Dreamsnake, Vonda N McIntyre (1978)
Review by Debbie Moorhouse
Dreamsnake is unusual among post-apocalyptic science fiction in that new ways of living have been built, some of them technological, others closer to the land, and there’s very little harking back to the past. The “ancients” are mentioned and some of their buildings and their mistakes survive, but for the most part Dreamsnake‘s characters live in the present. As do we.
Snake is a healer who uses three snakes to diagnose and cure illness and disease. One is Grass, a dreamsnake, a species that originates with offworlders who are mentioned but never appear. Dreamsnakes are incredibly rare and the healers have had very little luck in trying to breed them. Yet at the same time they are essential to the healer’s work – they bring comfort and ease to the dying.
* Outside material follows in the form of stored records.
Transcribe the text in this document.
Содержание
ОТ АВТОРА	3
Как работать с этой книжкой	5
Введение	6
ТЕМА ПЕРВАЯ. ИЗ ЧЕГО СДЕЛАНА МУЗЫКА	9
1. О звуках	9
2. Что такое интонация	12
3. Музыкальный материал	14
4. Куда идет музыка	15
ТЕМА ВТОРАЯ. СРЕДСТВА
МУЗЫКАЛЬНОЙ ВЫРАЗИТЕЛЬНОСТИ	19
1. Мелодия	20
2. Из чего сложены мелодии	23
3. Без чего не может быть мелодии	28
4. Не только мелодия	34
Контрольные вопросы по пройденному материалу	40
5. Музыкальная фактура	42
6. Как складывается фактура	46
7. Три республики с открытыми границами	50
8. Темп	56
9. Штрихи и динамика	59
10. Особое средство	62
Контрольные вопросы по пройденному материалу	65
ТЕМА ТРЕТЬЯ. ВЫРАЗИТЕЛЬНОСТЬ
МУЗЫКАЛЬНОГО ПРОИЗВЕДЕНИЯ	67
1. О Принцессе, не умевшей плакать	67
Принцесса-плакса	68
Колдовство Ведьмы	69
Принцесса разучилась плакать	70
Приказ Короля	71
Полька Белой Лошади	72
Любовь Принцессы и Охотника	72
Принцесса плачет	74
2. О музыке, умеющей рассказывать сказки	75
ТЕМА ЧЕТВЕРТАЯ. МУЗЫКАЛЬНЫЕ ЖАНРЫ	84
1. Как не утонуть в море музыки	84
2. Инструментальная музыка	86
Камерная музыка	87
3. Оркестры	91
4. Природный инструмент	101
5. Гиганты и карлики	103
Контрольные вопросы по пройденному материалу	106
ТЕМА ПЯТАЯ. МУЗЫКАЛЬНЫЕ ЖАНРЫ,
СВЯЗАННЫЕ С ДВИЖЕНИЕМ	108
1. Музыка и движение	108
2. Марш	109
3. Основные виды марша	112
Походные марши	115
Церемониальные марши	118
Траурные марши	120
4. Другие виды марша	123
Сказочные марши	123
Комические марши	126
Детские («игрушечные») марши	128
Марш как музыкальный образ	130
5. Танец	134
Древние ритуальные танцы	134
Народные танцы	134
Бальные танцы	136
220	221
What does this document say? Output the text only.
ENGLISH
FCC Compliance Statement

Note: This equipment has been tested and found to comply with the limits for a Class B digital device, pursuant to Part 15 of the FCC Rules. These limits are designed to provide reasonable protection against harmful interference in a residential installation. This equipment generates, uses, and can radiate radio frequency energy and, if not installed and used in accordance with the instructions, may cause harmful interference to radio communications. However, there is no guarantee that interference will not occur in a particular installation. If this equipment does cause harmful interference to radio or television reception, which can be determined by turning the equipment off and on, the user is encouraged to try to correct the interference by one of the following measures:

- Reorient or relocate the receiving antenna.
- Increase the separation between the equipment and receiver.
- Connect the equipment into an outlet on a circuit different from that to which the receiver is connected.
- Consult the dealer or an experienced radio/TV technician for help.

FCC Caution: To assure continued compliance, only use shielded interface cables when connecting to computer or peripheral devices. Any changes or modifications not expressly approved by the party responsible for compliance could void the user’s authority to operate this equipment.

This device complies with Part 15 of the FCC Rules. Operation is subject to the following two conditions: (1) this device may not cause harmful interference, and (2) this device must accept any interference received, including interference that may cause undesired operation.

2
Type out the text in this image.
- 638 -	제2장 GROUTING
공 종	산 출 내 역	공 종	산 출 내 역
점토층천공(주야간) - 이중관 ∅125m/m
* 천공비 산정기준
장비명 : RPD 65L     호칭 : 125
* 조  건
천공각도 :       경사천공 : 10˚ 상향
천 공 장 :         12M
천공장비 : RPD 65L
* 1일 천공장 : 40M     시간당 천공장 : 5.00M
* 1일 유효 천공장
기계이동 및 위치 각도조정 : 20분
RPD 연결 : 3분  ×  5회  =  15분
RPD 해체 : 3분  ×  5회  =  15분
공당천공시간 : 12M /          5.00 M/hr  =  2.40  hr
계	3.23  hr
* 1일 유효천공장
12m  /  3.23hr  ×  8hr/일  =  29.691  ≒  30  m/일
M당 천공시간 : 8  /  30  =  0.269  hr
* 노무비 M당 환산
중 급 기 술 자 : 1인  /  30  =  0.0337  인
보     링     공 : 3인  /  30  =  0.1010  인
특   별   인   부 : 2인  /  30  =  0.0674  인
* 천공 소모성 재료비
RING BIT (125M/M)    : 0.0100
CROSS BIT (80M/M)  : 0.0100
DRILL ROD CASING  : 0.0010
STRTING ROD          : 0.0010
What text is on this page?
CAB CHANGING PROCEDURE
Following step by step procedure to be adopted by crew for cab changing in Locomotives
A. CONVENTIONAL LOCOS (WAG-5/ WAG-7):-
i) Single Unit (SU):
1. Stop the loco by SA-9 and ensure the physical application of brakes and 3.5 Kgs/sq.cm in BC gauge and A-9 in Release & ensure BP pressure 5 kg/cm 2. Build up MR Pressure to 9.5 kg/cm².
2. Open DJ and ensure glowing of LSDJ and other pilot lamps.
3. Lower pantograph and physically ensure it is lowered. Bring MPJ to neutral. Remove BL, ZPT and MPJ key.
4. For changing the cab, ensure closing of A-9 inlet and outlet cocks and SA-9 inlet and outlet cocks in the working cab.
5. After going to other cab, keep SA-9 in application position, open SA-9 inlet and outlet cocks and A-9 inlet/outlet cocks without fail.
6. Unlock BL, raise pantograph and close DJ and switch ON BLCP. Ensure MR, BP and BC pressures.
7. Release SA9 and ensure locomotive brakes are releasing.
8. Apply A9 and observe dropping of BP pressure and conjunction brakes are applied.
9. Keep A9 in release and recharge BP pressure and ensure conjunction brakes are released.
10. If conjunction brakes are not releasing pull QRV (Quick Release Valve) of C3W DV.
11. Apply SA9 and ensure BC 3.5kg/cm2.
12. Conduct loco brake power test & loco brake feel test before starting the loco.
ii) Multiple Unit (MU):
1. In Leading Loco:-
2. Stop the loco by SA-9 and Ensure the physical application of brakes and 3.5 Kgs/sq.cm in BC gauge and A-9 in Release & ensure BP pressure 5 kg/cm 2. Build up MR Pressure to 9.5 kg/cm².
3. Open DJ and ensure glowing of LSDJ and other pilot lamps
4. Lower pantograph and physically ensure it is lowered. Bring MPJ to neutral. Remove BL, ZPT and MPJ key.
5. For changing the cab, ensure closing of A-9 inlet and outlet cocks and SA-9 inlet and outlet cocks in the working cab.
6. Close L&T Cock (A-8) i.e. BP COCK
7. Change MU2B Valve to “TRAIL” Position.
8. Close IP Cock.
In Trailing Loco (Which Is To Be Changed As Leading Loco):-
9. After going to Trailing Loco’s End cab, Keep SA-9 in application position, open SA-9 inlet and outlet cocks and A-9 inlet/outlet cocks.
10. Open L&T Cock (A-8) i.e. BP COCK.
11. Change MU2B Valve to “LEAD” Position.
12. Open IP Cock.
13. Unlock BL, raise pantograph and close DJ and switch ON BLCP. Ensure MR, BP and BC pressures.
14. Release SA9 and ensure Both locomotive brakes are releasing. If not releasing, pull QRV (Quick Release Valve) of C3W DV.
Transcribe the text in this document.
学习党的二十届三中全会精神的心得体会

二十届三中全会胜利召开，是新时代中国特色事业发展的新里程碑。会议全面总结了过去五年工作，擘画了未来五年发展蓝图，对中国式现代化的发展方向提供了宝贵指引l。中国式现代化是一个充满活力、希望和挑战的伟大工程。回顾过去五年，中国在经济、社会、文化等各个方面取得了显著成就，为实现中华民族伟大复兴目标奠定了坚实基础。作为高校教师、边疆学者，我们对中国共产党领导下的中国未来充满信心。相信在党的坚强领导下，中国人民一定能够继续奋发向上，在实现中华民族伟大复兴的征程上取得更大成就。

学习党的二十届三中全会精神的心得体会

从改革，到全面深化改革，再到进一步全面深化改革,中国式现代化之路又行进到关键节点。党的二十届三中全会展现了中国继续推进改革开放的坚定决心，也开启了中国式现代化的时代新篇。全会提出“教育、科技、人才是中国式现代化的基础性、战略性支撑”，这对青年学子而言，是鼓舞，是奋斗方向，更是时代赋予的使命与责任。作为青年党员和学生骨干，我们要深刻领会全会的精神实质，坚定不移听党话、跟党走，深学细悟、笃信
When she is treating a boy called Stavin for a tumour, Snake misjudges the fear and hatred of his clan for snakes, resulting in Grass’s death. Desolate and blaming herself, Snake resolves to return to the healers’ hall where she was trained. But on the way she finds more people to help, and learns of a possible source of dreamsnakes. If she can bring dreamsnakes to her fellow healers, then maybe the loss of Grass will be forgiven.
The writing is spare and overall doesn’t try to evoke emotion in the reader, which perhaps makes for a little distancing. But Snake is an interesting and compassionate character, who is also brave when trying to do the right thing. On her journey she introduces us to the different ways of living that have developed in the aftermath of what seems to have been a nuclear war. Tribespeople, desert people, horse breeders, recyclers, the closed and enigmatic city, all are glimpsed through Snake’s eyes and so imperfectly understood.
The snake medicine is fascinating, being a mixture of breeding, training, and genetic manipulation. Snake can let the snakes free to hunt, drink or explore, knowing they will return to her when she taps the ground. But although she’s immune to their venom, she’s not impervious to being bitten. It’s these small details that make the snakes realistic.
Overall, an intriguing and enjoyable read.